Se le consideró fundador y heresiarca de todo un movimiento heterodoxo y fue
condenado a postrarse ante el Rey Silente, vivo o muerto.
El Gran Rey se llamaba Proteus: el
heresiarca Proteus Hyperion que había desoído el mandato de los dioses y que retrasaba un
final inevitable. Pero el Gran Rey no era un necrontyr más inteligente o mejor que el
resto, simplemente conocía las maquinaciones del Embaucador y no estaba
dispuesto a dejarse engañar. Y las conocía porque Proteus guardaba un secreto.
El secreto del Gran Rey estaba
vinculado con la tierra misma. Solaris era un planeta frío e inhóspito, donde
la antigua raza vivía sometida a la naturaleza. En un mundo con temperaturas
tan bajas como Solaris, la única fuente de energía y vitalidad procedía de un inmenso
cuerpo celeste que recorría el firmamento todos los días: una estrella
brillante que otorgaba unas pocas horas de luz y calor a todos los habitantes
del mundo helado. Pero este inmenso cuerpo celeste no era sino la forma divina
de una c’tan: una hermana del Embaucador y otro peligroso ser inmisericorde.
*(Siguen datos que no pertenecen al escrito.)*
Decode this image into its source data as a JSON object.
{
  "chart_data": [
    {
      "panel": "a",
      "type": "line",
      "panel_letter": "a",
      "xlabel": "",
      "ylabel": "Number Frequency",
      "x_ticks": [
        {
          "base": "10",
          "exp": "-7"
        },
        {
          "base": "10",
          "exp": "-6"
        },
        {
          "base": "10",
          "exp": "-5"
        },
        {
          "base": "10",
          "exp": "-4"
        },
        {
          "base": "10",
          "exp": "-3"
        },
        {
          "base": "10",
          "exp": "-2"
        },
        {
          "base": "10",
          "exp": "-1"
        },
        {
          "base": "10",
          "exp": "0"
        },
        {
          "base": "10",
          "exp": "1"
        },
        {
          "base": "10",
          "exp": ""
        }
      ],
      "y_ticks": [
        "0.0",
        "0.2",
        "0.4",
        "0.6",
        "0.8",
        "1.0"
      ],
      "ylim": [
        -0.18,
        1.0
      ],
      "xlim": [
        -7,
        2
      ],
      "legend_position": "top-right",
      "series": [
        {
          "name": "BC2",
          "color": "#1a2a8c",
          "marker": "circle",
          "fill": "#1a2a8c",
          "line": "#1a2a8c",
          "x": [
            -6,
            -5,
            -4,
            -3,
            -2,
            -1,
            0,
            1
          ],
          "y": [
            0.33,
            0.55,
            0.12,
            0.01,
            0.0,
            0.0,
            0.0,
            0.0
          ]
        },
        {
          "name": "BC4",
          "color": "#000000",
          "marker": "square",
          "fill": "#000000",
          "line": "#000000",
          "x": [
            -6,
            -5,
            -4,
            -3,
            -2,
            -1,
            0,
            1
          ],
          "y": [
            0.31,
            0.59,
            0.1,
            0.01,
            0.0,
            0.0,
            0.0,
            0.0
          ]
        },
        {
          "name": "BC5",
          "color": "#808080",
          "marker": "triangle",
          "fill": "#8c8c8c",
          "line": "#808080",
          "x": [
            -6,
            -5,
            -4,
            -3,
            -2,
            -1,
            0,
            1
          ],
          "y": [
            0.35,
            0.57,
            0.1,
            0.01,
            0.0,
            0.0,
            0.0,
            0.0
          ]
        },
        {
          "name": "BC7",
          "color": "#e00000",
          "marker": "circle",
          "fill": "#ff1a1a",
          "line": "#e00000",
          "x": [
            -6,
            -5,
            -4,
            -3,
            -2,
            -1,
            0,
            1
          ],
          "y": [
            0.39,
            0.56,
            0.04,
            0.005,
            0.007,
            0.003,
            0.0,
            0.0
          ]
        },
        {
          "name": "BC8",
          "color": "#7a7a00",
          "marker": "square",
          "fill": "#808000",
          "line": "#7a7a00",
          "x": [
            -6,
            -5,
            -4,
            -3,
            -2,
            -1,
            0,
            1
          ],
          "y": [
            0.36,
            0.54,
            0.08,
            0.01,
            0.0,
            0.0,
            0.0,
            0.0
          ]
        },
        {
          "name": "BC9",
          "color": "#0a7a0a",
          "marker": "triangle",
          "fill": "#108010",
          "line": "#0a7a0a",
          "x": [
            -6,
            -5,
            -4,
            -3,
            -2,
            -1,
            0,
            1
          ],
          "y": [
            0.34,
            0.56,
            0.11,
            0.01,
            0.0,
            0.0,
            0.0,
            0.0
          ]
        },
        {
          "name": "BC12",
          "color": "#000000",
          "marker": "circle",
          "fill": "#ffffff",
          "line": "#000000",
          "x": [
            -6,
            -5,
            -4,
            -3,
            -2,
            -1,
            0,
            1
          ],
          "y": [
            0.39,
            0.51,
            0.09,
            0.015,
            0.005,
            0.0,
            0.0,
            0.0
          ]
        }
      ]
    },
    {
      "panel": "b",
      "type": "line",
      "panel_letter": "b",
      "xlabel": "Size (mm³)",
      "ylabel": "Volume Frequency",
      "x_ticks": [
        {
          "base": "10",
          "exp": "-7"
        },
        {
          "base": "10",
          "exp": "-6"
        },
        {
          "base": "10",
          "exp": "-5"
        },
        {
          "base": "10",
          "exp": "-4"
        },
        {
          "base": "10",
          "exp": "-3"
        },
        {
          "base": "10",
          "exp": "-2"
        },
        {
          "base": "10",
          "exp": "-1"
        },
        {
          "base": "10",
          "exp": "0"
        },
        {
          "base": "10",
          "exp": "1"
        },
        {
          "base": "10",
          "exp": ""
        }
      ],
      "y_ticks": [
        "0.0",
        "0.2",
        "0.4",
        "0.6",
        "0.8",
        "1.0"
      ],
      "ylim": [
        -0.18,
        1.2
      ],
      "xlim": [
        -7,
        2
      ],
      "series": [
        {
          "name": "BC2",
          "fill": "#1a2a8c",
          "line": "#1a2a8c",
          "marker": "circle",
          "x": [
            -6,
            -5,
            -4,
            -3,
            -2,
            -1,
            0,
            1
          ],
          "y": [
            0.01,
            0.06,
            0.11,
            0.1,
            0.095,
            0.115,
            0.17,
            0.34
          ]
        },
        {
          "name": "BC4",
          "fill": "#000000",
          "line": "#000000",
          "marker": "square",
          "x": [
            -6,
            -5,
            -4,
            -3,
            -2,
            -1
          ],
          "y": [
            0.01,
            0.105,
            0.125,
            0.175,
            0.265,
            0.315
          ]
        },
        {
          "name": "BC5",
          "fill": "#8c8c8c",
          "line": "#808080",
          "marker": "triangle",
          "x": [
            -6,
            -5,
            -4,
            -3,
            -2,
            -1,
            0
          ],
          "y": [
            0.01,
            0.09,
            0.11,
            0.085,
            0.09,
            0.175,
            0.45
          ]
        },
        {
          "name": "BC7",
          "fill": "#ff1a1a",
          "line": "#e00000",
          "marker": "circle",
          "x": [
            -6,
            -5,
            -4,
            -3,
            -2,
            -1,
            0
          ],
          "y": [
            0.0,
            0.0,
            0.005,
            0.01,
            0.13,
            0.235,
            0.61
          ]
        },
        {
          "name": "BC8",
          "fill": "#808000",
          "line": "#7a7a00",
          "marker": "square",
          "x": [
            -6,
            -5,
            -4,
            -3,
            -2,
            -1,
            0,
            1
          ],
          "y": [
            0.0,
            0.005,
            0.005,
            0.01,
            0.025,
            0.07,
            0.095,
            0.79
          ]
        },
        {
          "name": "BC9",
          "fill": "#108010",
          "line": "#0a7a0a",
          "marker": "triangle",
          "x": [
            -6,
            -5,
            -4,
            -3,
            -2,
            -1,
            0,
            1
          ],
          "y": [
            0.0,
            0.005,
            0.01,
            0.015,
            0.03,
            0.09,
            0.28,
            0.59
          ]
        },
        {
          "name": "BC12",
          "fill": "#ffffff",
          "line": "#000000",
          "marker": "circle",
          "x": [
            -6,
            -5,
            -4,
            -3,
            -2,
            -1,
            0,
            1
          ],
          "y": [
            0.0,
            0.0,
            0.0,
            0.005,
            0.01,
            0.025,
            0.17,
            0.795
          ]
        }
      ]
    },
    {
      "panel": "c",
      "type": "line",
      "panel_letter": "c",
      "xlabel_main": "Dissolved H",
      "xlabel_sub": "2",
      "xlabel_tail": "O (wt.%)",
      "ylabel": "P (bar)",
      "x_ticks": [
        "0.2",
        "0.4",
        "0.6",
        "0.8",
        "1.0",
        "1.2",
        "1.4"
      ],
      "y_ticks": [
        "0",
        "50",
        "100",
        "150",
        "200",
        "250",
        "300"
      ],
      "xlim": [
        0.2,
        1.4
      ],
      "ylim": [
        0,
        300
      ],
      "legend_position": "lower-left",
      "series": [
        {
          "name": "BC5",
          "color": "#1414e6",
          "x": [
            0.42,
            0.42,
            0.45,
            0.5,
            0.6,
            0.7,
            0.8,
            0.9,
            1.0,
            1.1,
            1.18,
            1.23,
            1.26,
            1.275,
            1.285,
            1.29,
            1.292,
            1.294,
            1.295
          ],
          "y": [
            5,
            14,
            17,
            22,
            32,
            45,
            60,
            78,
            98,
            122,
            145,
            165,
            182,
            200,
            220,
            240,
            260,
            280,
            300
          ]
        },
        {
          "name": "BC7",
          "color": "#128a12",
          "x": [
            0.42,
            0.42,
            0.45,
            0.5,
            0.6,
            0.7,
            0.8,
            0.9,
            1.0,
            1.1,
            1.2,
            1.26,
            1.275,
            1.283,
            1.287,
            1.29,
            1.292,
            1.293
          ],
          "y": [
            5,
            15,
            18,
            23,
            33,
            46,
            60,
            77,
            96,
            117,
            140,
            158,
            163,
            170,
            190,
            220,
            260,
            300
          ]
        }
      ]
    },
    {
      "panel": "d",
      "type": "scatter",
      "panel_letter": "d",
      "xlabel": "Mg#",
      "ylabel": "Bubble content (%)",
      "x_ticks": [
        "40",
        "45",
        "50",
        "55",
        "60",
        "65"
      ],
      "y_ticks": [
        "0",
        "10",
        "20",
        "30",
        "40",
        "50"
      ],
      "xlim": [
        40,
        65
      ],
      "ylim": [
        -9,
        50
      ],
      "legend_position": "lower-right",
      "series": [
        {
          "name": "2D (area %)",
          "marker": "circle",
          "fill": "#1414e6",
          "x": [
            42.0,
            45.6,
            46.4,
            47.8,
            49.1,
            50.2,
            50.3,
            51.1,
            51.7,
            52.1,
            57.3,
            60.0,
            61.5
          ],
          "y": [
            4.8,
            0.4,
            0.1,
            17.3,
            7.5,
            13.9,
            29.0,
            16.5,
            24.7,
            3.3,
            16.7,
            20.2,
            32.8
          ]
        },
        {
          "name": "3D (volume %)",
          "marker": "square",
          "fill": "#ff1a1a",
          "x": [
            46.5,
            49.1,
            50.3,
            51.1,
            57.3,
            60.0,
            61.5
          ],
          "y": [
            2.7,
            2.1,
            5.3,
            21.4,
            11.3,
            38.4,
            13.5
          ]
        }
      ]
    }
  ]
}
Así pues, los c’tan y sus poderes no eran del todo desconocidos en el mundo de
Solaris. Y menos para Proteus. Mucho antes de la bio-transferencia, el Gran Rey
había escuchado historias sobre el pacto de la Triarca con Mephet’ran y había
sentido la terrible tentación de viajar hasta este colosal ente que iluminaba
su mundo para averiguar la verdad.
El viaje de Proteus hasta el corazón
de la estrella no fue una travesía sencilla. El Gran Rey recurrió a las
poderosas reliquias de sus ancestros, atravesó mares de incandescente furia y
navegó a través del cosmos a bordo de la más rápida de las naves. Su odisea le
llevó un tiempo incalculable y la pérdida de todos sus compañeros. Pero tras
una docena de pruebas y pesares, el gran Proteus se adentró en lo más profundo de
la estrella, donde la ígnea c’tan adoptó su forma genuina y terrible.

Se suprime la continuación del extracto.